The argument is not about security. It is about control. The federal government already uses the Nigeria Police Force for partisan purposes. Opposition politicians are routinely harassed, arrested, and prevented from holding rallies by federal police acting on federal orders. The fear that governors would misuse state police ignores that the federal government already misuses federal police.

More importantly, the argument insults every other federal nation on earth. The United States has operated state police for 230 years. Germany for 75 years. India for 70 years. Brazil for decades. None have collapsed into governor-driven tyranny. All respond to local security crises faster than Nigeria responds to mass killings. The argument that Nigerian governors are uniquely dangerous is either an admission that Nigerian federalism has failed to produce accountable leaders — in which case the entire structure is broken — or a convenient excuse for preserving federal monopoly on violence.

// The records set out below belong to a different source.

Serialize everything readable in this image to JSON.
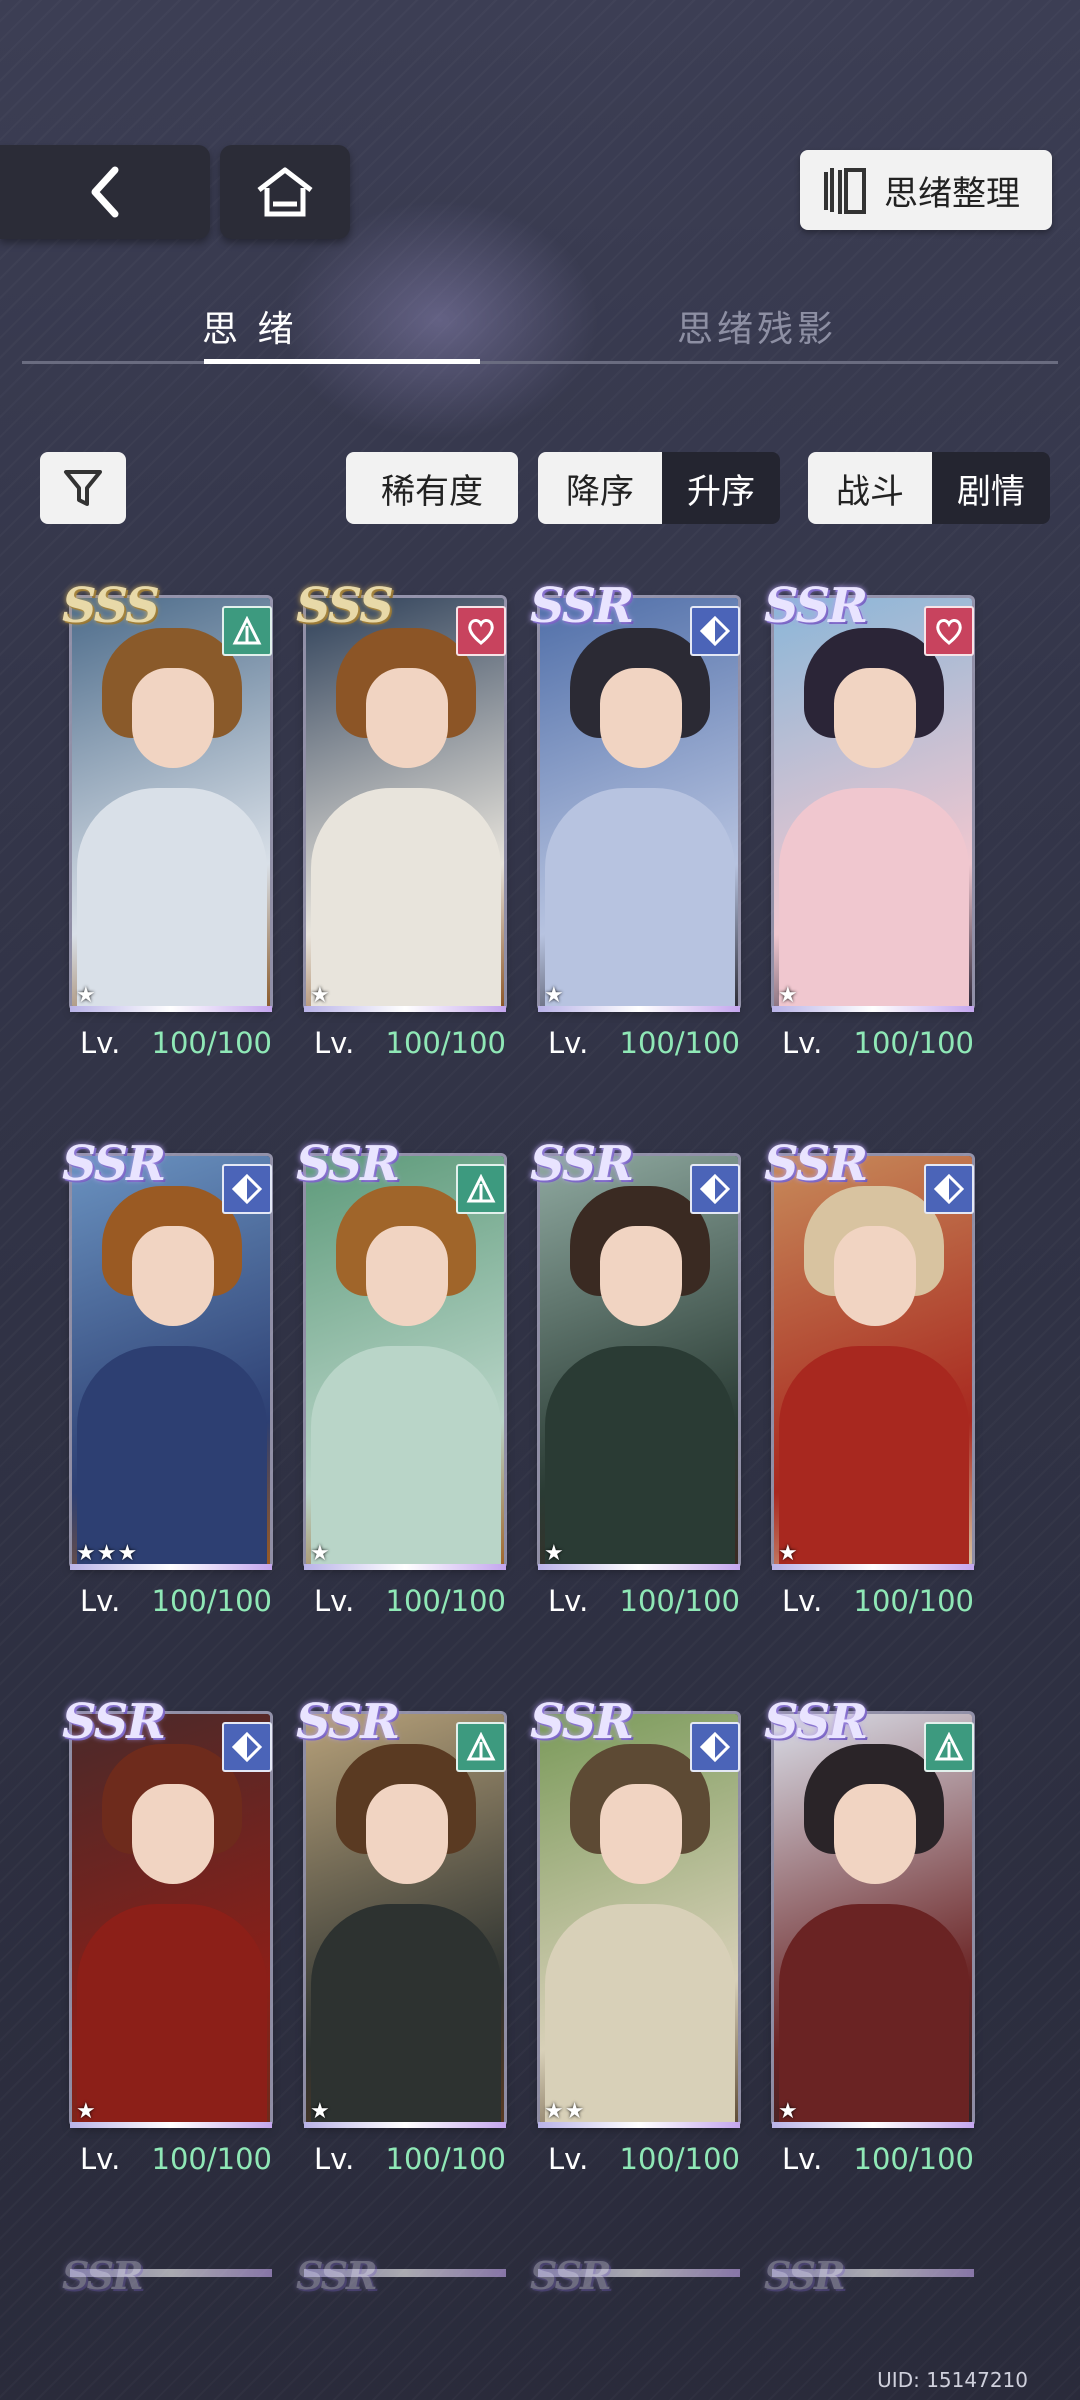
{
  "nav": {
    "back_icon": "chevron-left-icon",
    "home_icon": "home-icon",
    "organize_label": "思绪整理",
    "organize_icon": "cards-stack-icon"
  },
  "tabs": [
    {
      "label": "思 绪",
      "active": true
    },
    {
      "label": "思绪残影",
      "active": false
    }
  ],
  "filters": {
    "filter_icon": "filter-icon",
    "rarity_label": "稀有度",
    "desc_label": "降序",
    "asc_label": "升序",
    "battle_label": "战斗",
    "story_label": "剧情",
    "selected_order": "降序",
    "selected_category": "战斗"
  },
  "cards": [
    {
      "rarity": "SSS",
      "type": "green",
      "stars": "★",
      "level_label": "Lv.",
      "level": "100/100"
    },
    {
      "rarity": "SSS",
      "type": "red",
      "stars": "★",
      "level_label": "Lv.",
      "level": "100/100"
    },
    {
      "rarity": "SSR",
      "type": "blue",
      "stars": "★",
      "level_label": "Lv.",
      "level": "100/100"
    },
    {
      "rarity": "SSR",
      "type": "red",
      "stars": "★",
      "level_label": "Lv.",
      "level": "100/100"
    },
    {
      "rarity": "SSR",
      "type": "blue",
      "stars": "★★★",
      "level_label": "Lv.",
      "level": "100/100"
    },
    {
      "rarity": "SSR",
      "type": "green",
      "stars": "★",
      "level_label": "Lv.",
      "level": "100/100"
    },
    {
      "rarity": "SSR",
      "type": "blue",
      "stars": "★",
      "level_label": "Lv.",
      "level": "100/100"
    },
    {
      "rarity": "SSR",
      "type": "blue",
      "stars": "★",
      "level_label": "Lv.",
      "level": "100/100"
    },
    {
      "rarity": "SSR",
      "type": "blue",
      "stars": "★",
      "level_label": "Lv.",
      "level": "100/100"
    },
    {
      "rarity": "SSR",
      "type": "green",
      "stars": "★",
      "level_label": "Lv.",
      "level": "100/100"
    },
    {
      "rarity": "SSR",
      "type": "blue",
      "stars": "★★",
      "level_label": "Lv.",
      "level": "100/100"
    },
    {
      "rarity": "SSR",
      "type": "green",
      "stars": "★",
      "level_label": "Lv.",
      "level": "100/100"
    }
  ],
  "partial_row": [
    "SSR",
    "SSR",
    "SSR",
    "SSR"
  ],
  "uid": "UID: 15147210",
  "colors": {
    "level_value": "#8fe8b6",
    "type_blue": "#4b64b8",
    "type_green": "#3d9a7f",
    "type_red": "#c8435e"
  }
}
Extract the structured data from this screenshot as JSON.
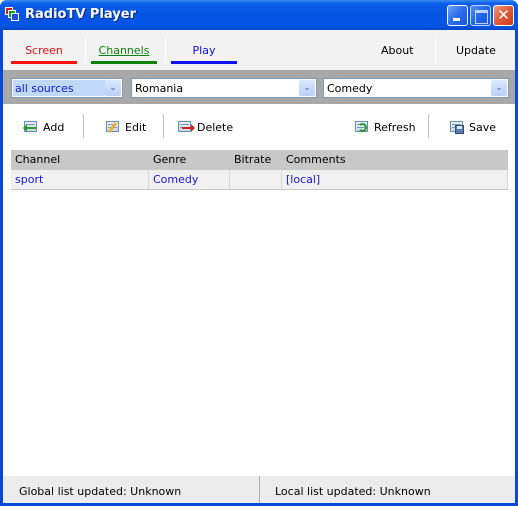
{
  "window": {
    "title": "RadioTV Player",
    "controls": {
      "minimize": "minimize",
      "maximize": "maximize",
      "close": "✕"
    }
  },
  "nav": {
    "tabs": [
      {
        "label": "Screen",
        "color": "#e01010"
      },
      {
        "label": "Channels",
        "color": "#108010",
        "active": true
      },
      {
        "label": "Play",
        "color": "#1010e0"
      }
    ],
    "links": [
      {
        "label": "About"
      },
      {
        "label": "Update"
      }
    ]
  },
  "filters": {
    "source": {
      "value": "all sources"
    },
    "country": {
      "value": "Romania"
    },
    "genre": {
      "value": "Comedy"
    },
    "dropdown_glyph": "⌄"
  },
  "toolbar": {
    "add_label": "Add",
    "edit_label": "Edit",
    "delete_label": "Delete",
    "refresh_label": "Refresh",
    "save_label": "Save"
  },
  "table": {
    "columns": [
      "Channel",
      "Genre",
      "Bitrate",
      "Comments"
    ],
    "rows": [
      {
        "channel": "sport",
        "genre": "Comedy",
        "bitrate": "",
        "comments": "[local]"
      }
    ]
  },
  "status": {
    "global": "Global list updated: Unknown",
    "local": "Local list updated: Unknown"
  }
}
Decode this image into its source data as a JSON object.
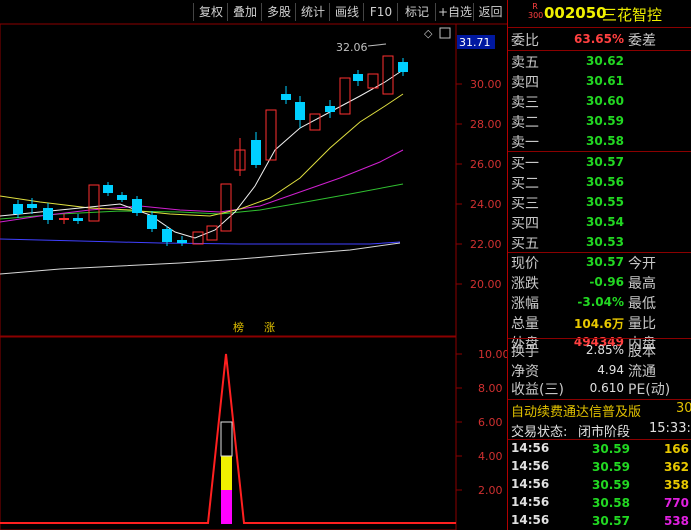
{
  "toolbar": {
    "buttons": [
      "复权",
      "叠加",
      "多股",
      "统计",
      "画线",
      "F10",
      "标记",
      "+自选",
      "返回"
    ]
  },
  "chart": {
    "price_axis": [
      "30.00",
      "28.00",
      "26.00",
      "24.00",
      "22.00",
      "20.00"
    ],
    "current_price_tag": "31.71",
    "high_annotation": "32.06",
    "indicator_axis": [
      "10.00",
      "8.00",
      "6.00",
      "4.00",
      "2.00"
    ],
    "mid_labels": [
      "榜",
      "涨"
    ],
    "corner_symbol": "◇"
  },
  "quote": {
    "badge_top": "R",
    "badge_bottom": "300",
    "code": "002050",
    "name": "三花智控",
    "weibi_label": "委比",
    "weibi_value": "63.65%",
    "weicha_label": "委差",
    "asks": [
      {
        "label": "卖五",
        "price": "30.62"
      },
      {
        "label": "卖四",
        "price": "30.61"
      },
      {
        "label": "卖三",
        "price": "30.60"
      },
      {
        "label": "卖二",
        "price": "30.59"
      },
      {
        "label": "卖一",
        "price": "30.58"
      }
    ],
    "bids": [
      {
        "label": "买一",
        "price": "30.57"
      },
      {
        "label": "买二",
        "price": "30.56"
      },
      {
        "label": "买三",
        "price": "30.55"
      },
      {
        "label": "买四",
        "price": "30.54"
      },
      {
        "label": "买五",
        "price": "30.53"
      }
    ],
    "stats": [
      {
        "label": "现价",
        "value": "30.57",
        "label2": "今开"
      },
      {
        "label": "涨跌",
        "value": "-0.96",
        "label2": "最高"
      },
      {
        "label": "涨幅",
        "value": "-3.04%",
        "label2": "最低"
      },
      {
        "label": "总量",
        "value": "104.6万",
        "label2": "量比"
      },
      {
        "label": "外盘",
        "value": "494349",
        "label2": "内盘"
      }
    ],
    "stats2": [
      {
        "label": "换手",
        "value": "2.85%",
        "label2": "股本"
      },
      {
        "label": "净资",
        "value": "4.94",
        "label2": "流通"
      },
      {
        "label": "收益(三)",
        "value": "0.610",
        "label2": "PE(动)"
      }
    ],
    "ticker": "自动续费通达信普及版",
    "ticker_num": "30",
    "trade_status_label": "交易状态:",
    "trade_status_value": "闭市阶段",
    "trade_status_time": "15:33:",
    "ticks": [
      {
        "time": "14:56",
        "price": "30.59",
        "vol": "166"
      },
      {
        "time": "14:56",
        "price": "30.59",
        "vol": "362"
      },
      {
        "time": "14:56",
        "price": "30.59",
        "vol": "358"
      },
      {
        "time": "14:56",
        "price": "30.58",
        "vol": "770"
      },
      {
        "time": "14:56",
        "price": "30.57",
        "vol": "538"
      }
    ]
  }
}
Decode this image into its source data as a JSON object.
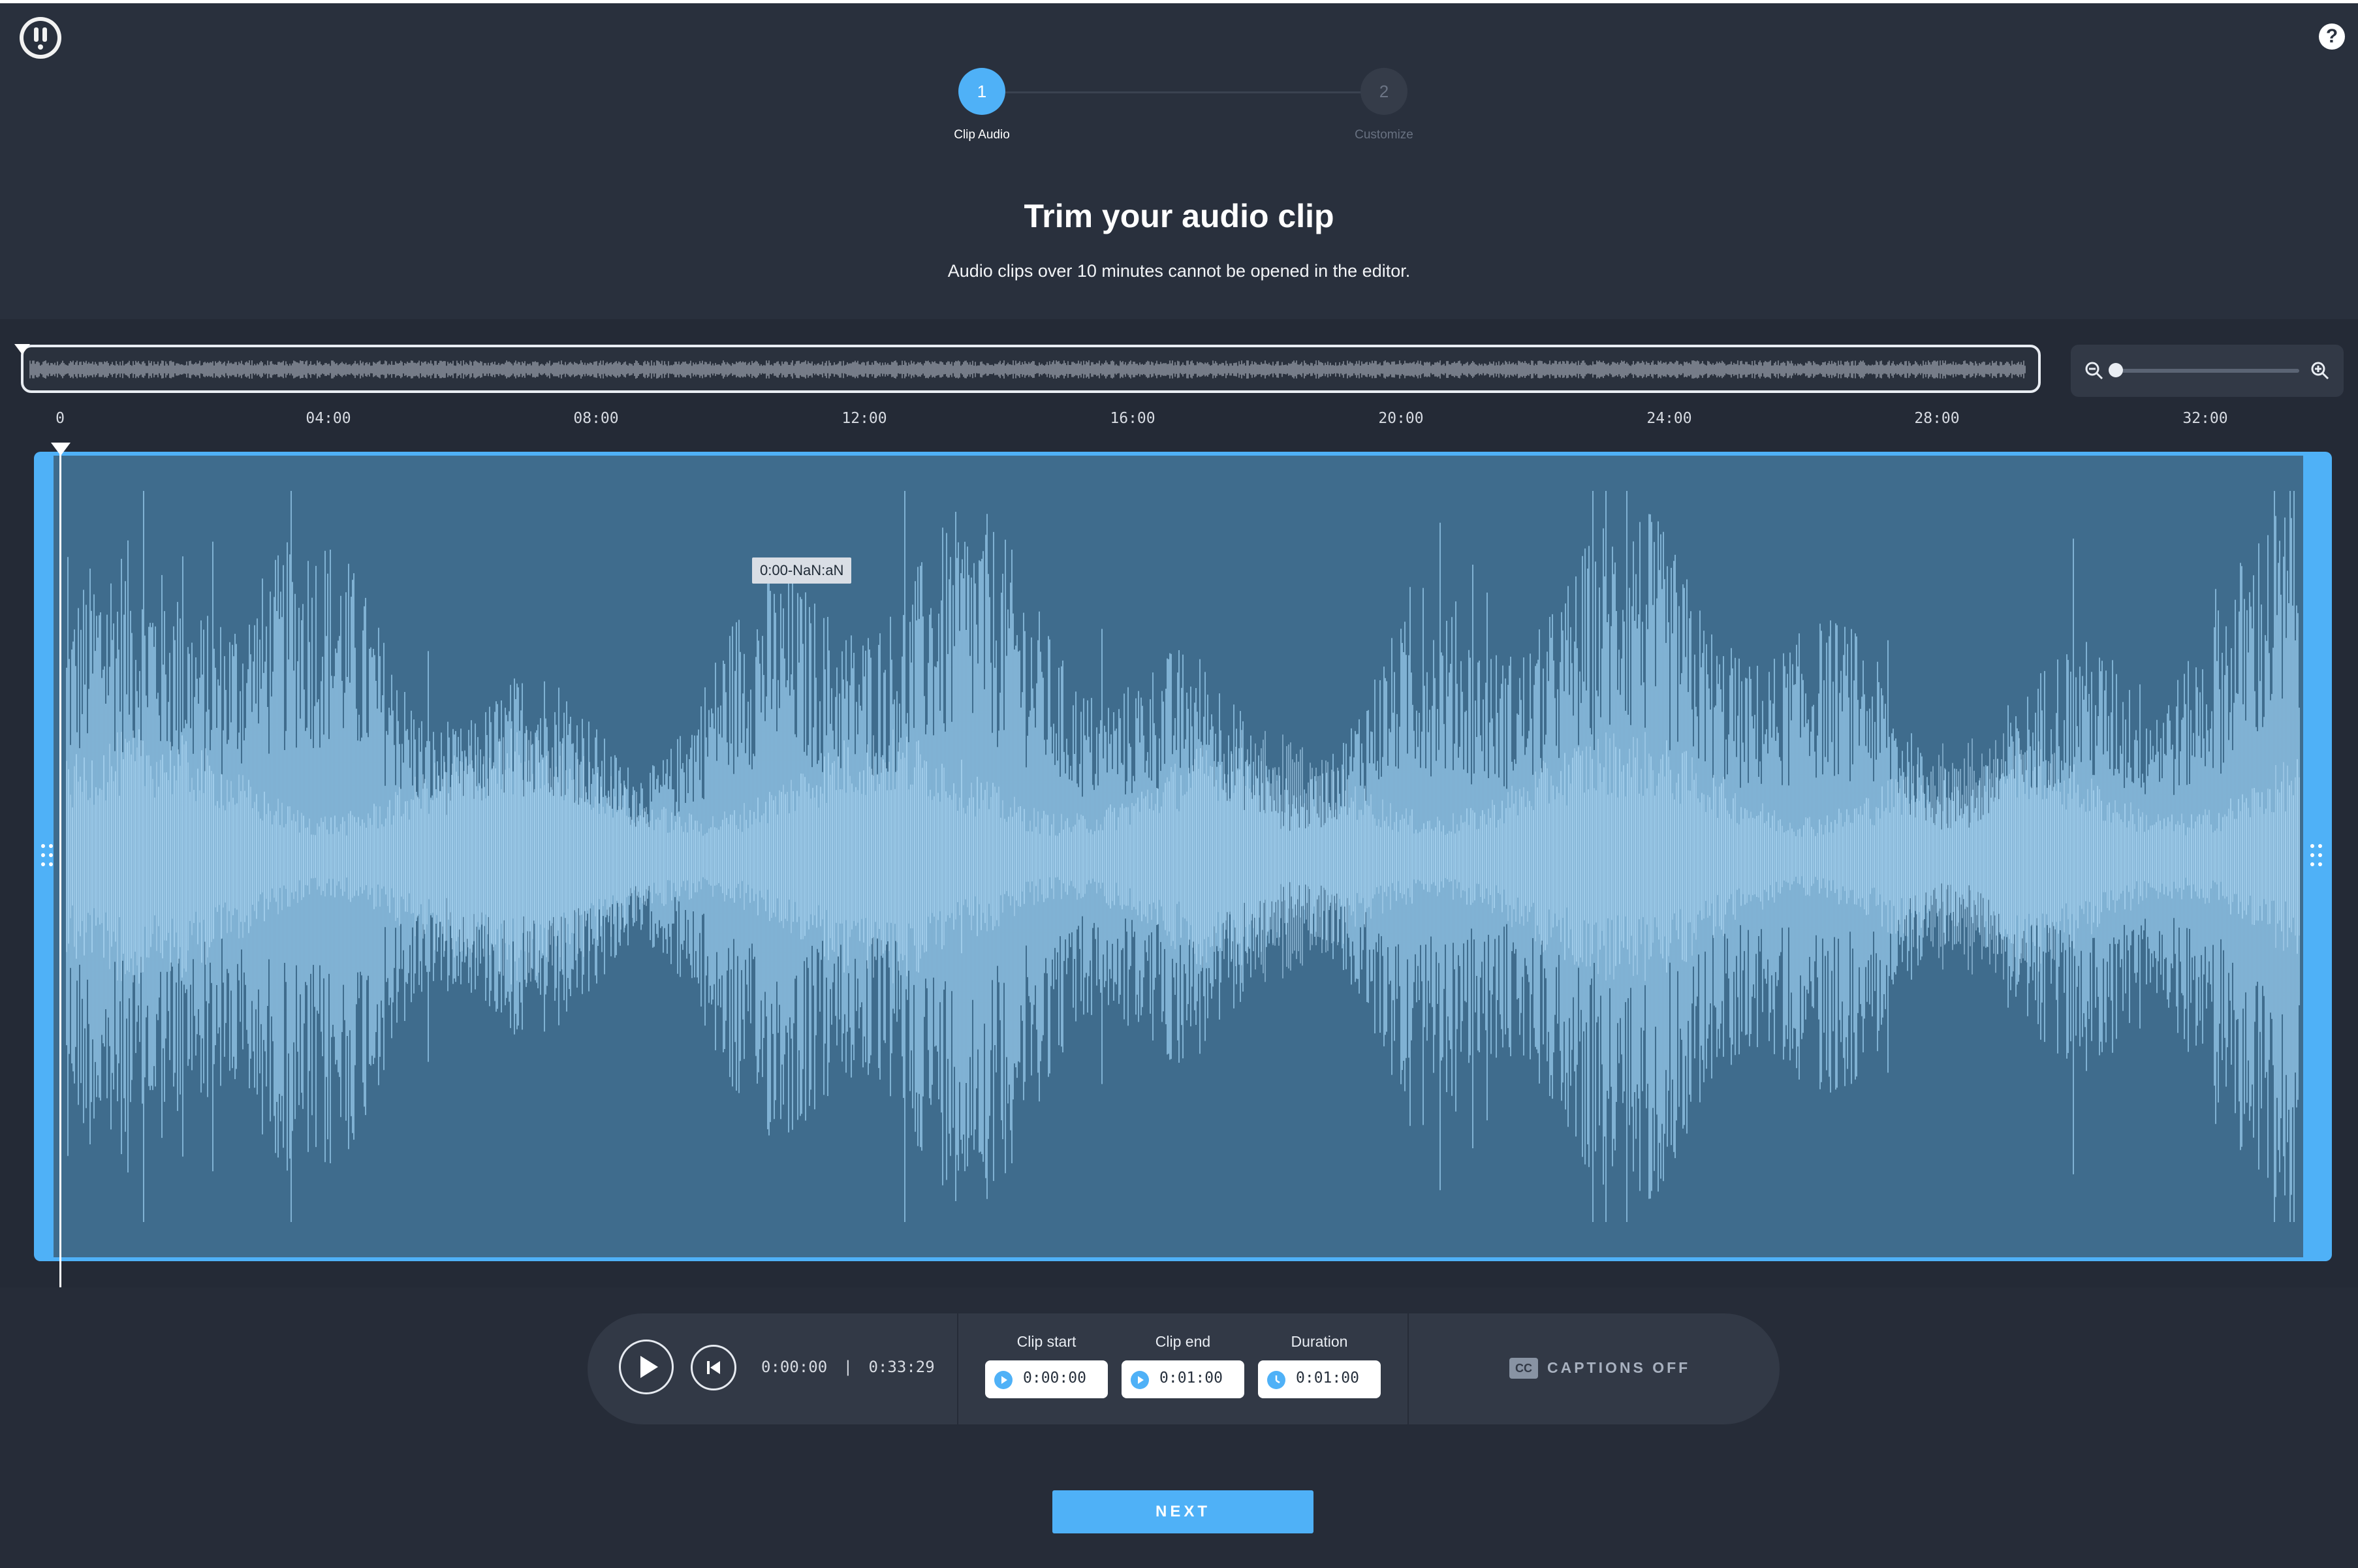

The real fear is not gubernatorial abuse. It is gubernatorial independence. A governor with his own police force is a governor who can protect his citizens without calling Abuja. That independence threatens the centralized control on which Nigeria's political class depends.

The Truth

The Exclusive List is the legal architecture of your powerlessness. It gives Abuja monopoly on security and delivers federal incapacity. It gives Abuja monopoly on resources and delivers regional poverty. It gives Abuja monopoly on railways and delivers rotting harvests. It creates 36 governors and denies them the powers to govern. Every item on the Exclusive List that matters to your daily life is an item the military wrote in 1999 and the political class has preserved ever since. The list is not a constitutional detail. It is the menu of your deprivation.

Your Action

Citizen Verdict — Do These Five Things This Week:

  1. Read the Second Schedule, Part I. It lists all 68 exclusive federal powers. Find three that directly affect your life. Know your enemy by name.

  2. Support HB-617. This bill, co-sponsored by Deputy Speaker Benjamin Kalu and 14 lawmakers, would transfer policing from the Exclusive to the Concurrent Legislative List. Call your representative. Demand they support it.

  3. Document security failure. If police failed to respond to a crime in your community, write the details. Date, time, location, response time. These records are ammunition for the state police argument.

  4. Compare one item with America. Pick any Exclusive List item — police, railways, minerals. Research how American states handle it. Share the comparison. Let people see what federalism actually looks like.

  5. Ask five people one question. "If your state controlled its own police and kept 50 percent of its mineral revenue, would your life be better?" Record their answers. Build the case for restructuring from the ground up.

WhatsApp Bomb

"Nigeria: 300,000 police for 220 million people. ONE force controlled from Abuja. USA: 700,000+ officers, 18,000 agencies, 50 state police forces. Germany: 16 state police forces. India: state police. Every major federation decentralises security. Only Nigeria centralises failure."